Most healthy premature babies experience catch-up growth that closes the gap with full-term peers by 12 to 18 months of corrected age, though in some cases it continues for several years. Head circumference catches up first, followed by weight and then length. How much catch-up growth occurs depends on several factors: how early the baby was born, their birth weight, their genetic potential, and whether they have ongoing health complications. Babies who were very small for their gestational age at birth tend to show less catch-up growth overall.
Signs Your Baby’s Weight Gain May Need Attention
While every baby grows at their own pace, a few patterns are worth flagging with your pediatrician:
- Not regaining birth weight by 2 weeks. Most babies hit this milestone, and missing it can signal a feeding issue that’s easier to fix when caught early.
- Gaining less than about 4 ounces per week in the first 3 months. This falls below the typical range and may mean the baby isn’t getting enough milk or formula.
- Crossing two or more percentile lines downward on the growth chart. A gradual downward shift over multiple visits is more concerning than a single low reading.

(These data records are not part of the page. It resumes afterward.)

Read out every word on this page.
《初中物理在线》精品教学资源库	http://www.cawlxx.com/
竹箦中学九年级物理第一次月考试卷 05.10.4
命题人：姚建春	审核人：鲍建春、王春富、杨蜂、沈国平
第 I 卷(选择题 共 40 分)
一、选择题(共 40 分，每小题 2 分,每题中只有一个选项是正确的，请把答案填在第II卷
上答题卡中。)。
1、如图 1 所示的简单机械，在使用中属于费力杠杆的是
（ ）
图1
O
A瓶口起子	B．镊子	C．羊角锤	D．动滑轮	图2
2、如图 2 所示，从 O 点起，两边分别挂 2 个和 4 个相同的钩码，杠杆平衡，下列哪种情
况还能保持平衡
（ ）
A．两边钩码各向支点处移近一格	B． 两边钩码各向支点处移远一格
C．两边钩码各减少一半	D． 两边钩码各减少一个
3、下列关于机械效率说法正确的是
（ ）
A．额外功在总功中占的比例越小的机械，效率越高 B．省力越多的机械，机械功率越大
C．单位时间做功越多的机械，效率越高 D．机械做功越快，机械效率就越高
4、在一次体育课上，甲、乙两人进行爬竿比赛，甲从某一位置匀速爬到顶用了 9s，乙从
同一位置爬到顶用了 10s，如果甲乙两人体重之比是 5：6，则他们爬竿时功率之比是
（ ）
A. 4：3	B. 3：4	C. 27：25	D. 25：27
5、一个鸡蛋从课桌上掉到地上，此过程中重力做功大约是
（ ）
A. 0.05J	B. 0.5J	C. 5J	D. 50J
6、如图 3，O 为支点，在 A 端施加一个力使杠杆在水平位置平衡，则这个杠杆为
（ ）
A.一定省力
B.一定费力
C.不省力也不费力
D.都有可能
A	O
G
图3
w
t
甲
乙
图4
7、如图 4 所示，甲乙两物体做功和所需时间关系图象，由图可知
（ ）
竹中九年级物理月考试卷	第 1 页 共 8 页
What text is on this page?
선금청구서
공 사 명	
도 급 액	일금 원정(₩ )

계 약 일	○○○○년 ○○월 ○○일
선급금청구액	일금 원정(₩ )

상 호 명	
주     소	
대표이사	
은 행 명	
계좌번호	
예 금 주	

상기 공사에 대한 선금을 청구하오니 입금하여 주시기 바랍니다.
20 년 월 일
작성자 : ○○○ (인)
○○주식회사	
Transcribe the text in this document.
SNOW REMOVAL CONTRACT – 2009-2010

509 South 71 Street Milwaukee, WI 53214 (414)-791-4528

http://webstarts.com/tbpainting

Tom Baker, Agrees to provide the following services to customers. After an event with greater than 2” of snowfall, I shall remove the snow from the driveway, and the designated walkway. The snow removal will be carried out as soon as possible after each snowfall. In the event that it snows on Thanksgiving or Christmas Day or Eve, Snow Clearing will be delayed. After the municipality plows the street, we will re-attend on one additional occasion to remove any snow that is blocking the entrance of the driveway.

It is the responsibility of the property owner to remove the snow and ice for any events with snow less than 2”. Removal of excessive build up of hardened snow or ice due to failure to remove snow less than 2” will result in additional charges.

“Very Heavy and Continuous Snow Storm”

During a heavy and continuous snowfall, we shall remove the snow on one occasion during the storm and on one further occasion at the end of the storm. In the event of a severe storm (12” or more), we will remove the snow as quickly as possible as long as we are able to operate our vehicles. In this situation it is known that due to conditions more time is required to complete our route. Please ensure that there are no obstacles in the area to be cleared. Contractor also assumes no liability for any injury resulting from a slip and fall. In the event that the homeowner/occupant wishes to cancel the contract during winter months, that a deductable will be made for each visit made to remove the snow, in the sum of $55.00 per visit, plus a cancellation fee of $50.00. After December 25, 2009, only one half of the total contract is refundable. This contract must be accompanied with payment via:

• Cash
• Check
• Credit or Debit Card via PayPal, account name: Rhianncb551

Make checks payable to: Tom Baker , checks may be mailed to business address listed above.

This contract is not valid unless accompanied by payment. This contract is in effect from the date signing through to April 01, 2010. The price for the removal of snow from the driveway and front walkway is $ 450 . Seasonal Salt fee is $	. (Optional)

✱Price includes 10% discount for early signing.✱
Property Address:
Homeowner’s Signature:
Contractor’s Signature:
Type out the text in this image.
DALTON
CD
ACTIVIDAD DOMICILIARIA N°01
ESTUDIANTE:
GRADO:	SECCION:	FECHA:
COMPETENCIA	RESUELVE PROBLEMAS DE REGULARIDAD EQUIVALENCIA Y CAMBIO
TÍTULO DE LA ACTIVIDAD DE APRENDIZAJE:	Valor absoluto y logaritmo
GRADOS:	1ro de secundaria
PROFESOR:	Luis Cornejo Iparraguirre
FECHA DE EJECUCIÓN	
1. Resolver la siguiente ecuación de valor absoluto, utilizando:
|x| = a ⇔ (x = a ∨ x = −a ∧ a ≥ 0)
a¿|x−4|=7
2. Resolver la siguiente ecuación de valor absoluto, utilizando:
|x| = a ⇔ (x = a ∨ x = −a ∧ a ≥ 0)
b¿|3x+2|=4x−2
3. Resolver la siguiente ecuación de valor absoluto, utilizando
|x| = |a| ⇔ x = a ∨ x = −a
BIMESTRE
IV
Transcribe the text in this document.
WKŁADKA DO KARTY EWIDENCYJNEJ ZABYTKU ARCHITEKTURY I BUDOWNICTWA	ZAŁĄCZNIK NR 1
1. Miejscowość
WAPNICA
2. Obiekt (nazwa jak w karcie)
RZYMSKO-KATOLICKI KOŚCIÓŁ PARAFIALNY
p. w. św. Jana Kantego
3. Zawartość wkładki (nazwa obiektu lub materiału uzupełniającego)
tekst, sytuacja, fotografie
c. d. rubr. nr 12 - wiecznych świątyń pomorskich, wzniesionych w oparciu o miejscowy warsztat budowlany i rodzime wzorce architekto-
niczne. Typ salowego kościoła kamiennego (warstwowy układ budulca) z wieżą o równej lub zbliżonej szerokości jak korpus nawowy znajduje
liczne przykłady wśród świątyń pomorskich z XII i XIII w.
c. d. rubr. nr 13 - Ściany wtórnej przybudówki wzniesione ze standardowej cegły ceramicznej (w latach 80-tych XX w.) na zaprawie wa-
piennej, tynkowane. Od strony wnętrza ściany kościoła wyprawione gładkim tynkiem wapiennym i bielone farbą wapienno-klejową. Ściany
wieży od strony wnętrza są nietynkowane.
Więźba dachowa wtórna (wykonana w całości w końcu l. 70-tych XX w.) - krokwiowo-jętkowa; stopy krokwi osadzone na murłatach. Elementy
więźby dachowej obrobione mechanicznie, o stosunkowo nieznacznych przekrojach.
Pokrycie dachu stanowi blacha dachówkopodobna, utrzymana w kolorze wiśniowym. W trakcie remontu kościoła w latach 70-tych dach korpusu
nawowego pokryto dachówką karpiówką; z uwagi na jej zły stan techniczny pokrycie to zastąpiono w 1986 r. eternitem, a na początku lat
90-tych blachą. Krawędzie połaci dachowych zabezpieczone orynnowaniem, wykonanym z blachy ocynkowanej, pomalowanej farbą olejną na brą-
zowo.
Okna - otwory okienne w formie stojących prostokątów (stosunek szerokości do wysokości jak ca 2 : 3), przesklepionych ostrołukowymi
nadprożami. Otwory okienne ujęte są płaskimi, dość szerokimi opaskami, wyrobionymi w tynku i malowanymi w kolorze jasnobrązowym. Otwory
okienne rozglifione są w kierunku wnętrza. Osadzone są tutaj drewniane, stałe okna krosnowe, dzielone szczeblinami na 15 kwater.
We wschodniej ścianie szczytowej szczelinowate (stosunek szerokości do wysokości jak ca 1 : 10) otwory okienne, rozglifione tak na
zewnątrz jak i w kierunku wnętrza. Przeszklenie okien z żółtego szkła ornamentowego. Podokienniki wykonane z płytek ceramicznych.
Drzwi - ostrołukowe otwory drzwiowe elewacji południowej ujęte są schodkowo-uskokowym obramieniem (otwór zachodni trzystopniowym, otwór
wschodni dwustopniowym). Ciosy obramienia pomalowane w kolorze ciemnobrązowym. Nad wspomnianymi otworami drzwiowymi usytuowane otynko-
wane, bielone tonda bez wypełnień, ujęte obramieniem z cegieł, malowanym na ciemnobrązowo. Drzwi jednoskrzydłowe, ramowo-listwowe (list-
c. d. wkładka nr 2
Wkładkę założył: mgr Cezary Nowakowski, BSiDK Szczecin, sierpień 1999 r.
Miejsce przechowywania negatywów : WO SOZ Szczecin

- Fewer than 6 wet diapers per day after the first week. Diaper output is a practical, at-home indicator that your baby is taking in enough fluid and calories.
On the other end, unusually rapid weight gain isn’t automatically a concern in infancy the way it might be later in life. Babies, especially breastfed ones, regulate their own intake well. If your baby is gaining quickly but feeding normally and hitting developmental milestones, their pediatrician will likely just continue monitoring the trend.